Unpublish already imported entities that are no more in the server channel

Created on 22 November 2021, over 2 years ago
Updated 14 November 2023, 8 months ago

Problem/Motivation

When previously imported entity is no more in the server channel (deleted entity or entity that no more satisfies the channel filters), we cant detect this in the client

Proposed resolution

For all entries in the entity_import_status table which have the last_import lower than entity_share_cron.cron_last_run, do :

  1. Unpublish the corresponding entities
  2. Delete these import statuses (or keep them ? In this case for each cron run the same entities will be unpublished.)
✨ Feature request
Status

Needs work

Version

3.0

Component

Code

Created by

πŸ‡«πŸ‡·France alexandre.todorov

Live updates comments and jobs are added and updated live.
Sign in to follow issues

Comments & Activities

Not all content is available!

It's likely this issue predates Contrib.social: some issue and comment data are missing.

  • πŸ‡¨πŸ‡­Switzerland Berdir Switzerland

    I'm reopening this for now, adding a setting to make it optional and chose between deletion and unpublishing on the client.

    I'm restructured things a bit, the previous implementation assumed that the queue item it creates would not be called before this one finishes, which could actually happen if you use an alterantive queue system with multiple runners, this also simplifies it a bit as we don't need another fake-pass through into the same plugin to then create another plugin. More cleanup is necessary, this really should be an entity query for example.

    But I've hit a bit of a snag now, it is very much tied to the entity_share_cron flow and the import timestamps. So it would be tricky to implement it in a different module as those modules have no way of knowing that entity_share_cron is done.

    That said, even within this module, there is a conflict between this implementation and the SkipImported plugin, which seems crucial to efficiently handle even a medium amount of entities. That is, the last_import flag of an import status entity isn't updated if it is skipped, and then this patch would delete/unpublish it. For this to work, we need something else, we need to know if/when an entity was last *attempted* to be synced.

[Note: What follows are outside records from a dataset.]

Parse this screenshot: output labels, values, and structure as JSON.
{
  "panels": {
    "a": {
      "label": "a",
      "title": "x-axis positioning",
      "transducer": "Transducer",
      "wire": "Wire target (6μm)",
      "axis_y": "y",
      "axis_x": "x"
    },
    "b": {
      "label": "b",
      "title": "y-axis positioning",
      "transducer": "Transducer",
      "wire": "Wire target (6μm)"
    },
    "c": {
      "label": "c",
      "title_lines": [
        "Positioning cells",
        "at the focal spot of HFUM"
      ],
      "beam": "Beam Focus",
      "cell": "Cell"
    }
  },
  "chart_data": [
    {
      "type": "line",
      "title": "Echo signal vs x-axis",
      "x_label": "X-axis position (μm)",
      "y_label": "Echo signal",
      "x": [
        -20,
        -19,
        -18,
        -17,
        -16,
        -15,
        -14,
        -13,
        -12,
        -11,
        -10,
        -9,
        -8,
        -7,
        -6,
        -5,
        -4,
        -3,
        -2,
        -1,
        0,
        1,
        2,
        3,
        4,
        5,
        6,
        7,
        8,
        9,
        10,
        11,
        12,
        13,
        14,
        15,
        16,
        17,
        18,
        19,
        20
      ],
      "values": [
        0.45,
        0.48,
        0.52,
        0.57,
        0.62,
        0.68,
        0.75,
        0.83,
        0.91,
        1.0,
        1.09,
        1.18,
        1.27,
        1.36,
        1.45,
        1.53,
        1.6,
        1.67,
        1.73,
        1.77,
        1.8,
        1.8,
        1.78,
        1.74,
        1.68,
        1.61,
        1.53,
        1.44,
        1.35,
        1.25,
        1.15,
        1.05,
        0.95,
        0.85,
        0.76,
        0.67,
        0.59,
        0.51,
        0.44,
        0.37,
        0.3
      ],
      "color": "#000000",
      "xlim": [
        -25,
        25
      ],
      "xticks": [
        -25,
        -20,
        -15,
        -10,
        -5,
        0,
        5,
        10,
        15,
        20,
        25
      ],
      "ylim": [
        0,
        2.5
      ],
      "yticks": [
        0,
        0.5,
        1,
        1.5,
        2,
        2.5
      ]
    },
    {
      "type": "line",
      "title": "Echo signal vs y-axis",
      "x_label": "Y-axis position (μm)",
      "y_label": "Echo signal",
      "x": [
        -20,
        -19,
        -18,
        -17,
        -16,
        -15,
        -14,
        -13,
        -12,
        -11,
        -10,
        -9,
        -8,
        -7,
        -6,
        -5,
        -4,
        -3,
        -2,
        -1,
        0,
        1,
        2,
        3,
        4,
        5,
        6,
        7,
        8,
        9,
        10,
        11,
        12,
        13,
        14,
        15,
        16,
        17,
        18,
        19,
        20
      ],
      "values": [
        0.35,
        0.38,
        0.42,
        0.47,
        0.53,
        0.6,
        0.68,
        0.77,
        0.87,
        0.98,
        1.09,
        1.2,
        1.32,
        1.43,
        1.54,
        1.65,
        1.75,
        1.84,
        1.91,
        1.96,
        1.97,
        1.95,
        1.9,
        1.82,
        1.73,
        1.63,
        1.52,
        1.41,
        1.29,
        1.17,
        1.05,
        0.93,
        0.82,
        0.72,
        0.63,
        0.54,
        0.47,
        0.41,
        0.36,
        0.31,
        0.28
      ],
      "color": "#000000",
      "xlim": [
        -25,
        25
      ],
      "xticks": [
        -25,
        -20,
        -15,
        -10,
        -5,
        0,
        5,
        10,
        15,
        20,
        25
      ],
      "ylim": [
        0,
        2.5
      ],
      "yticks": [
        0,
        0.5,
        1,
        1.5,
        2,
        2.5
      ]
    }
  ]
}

    I have roughly two approaches in mind:

    a) We introduce a new last_import_attempt or something field for EntityImportStatus, that is always updated, before SkipImported as a chance to skip it (or we need a way for plugins to react to an entity being skipped), preferably a bulk update to avoid hundreds of import status entity updates. Would require changes in entity_share as well and seems nicer but also a lot more work.

    b) We put something together just for this module, what I have in mind is some storage per remote/channel, at the start we add ids for of all import statuses for the given remote/channel, and then as we work through it delete those entries(), the leftovers are then what we have to delete. I was hoping we could just put it in a key value collection, but while the API has a setMultiple() method, the database storage doesn't implement it, so it would be single INSERT queries.

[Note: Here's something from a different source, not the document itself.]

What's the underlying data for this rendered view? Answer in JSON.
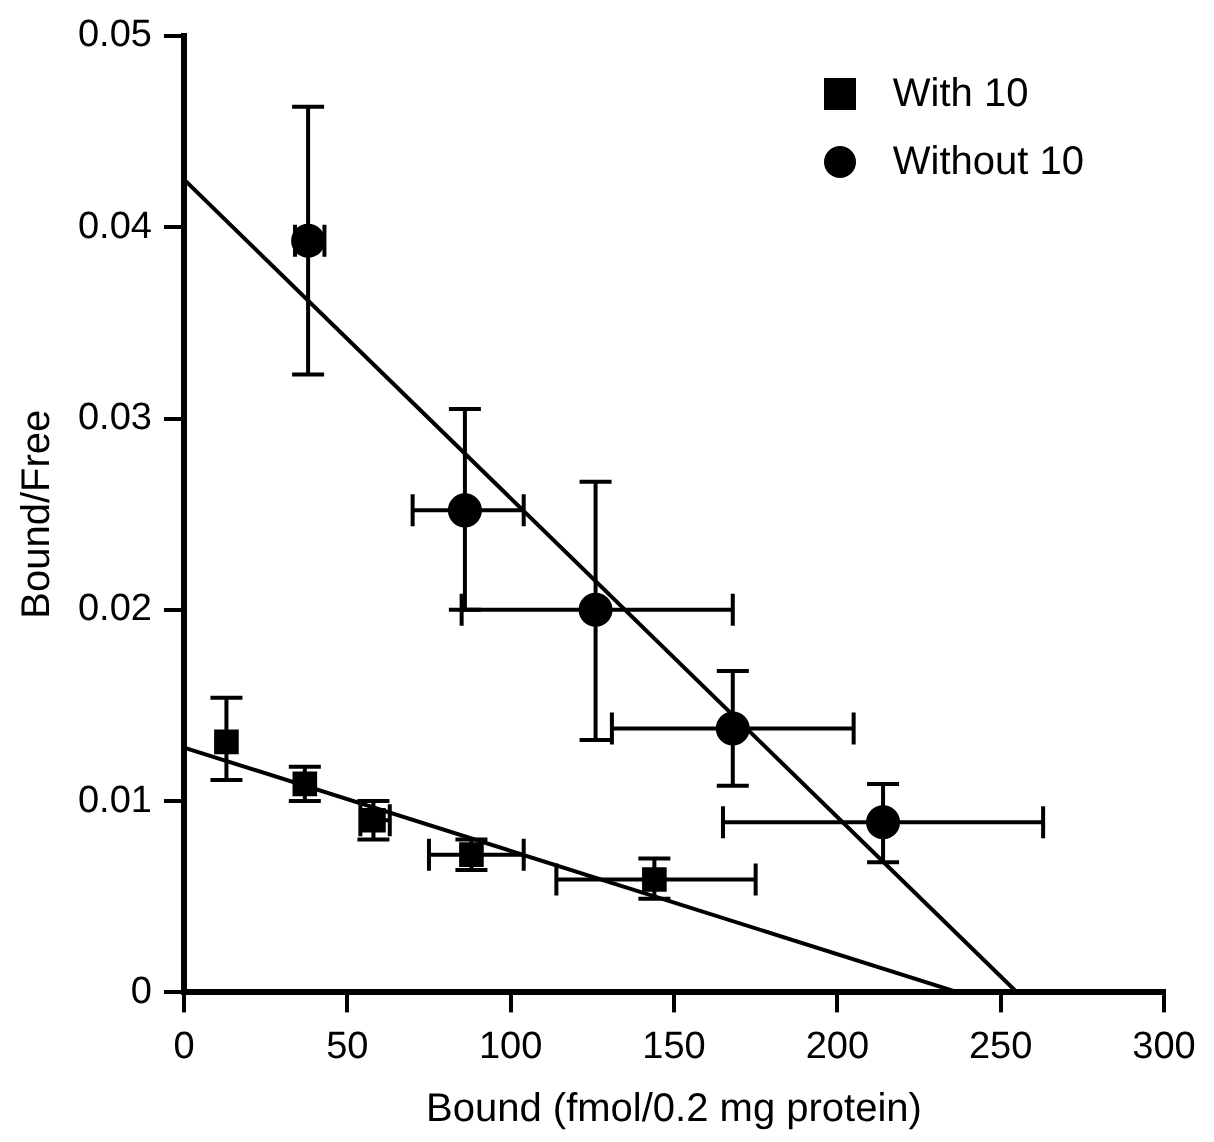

    The current patch is half-way done and not property tested at all. No interdiff, I moved and renamed most things in it anyway.

    I'll also post an update to ✨ Support a entity delete policy Active for the bigger picture.

  • πŸ‡§πŸ‡ͺBelgium kriboogh

    Been reading up again on this as we also probably still need to be able to detect server side deleted entities and delete them on the clients.

    @Berdir, your approach looks like it might also solve our situation (we don't use SkipImported). If you do, as a workaround, you might create a custom client side process plugin that runs before the SkipImported plugin, which sets the last_import date of an entity that is about to get skipped. That being said, maybe SkipImported should set the last_import date always (even if it skips an entity).

  • πŸ‡¨πŸ‡­Switzerland Berdir Switzerland

    Yes, I had similar thoughts on custom process plugins. and always updating last_import instead of a new field is an option, either would need to be done in the entity_share main project as a prerequisite for this and I'd imagine this is something that would only be accepted for a new major version.

    And if we do that, I'd really prefer to have a bulk update through a custom storage handler for example, so it's a single update where id IN() condition, that would be a lot faster if you have hundreds/thousands of entities to check compared to a full entity save with hooks and everything.

    That said, I'm currently strongly considering to follow the approach with DeletedEntity entity type (that I mentioned in the referenced issue) that can be fetched from the client with an efficient condition on the date. I'll likely to a proof of concept in our project with that and then share that some, a bit unsure how that fits into the architecture of entity_share (what of it is in the main project, what's in the cron module ...)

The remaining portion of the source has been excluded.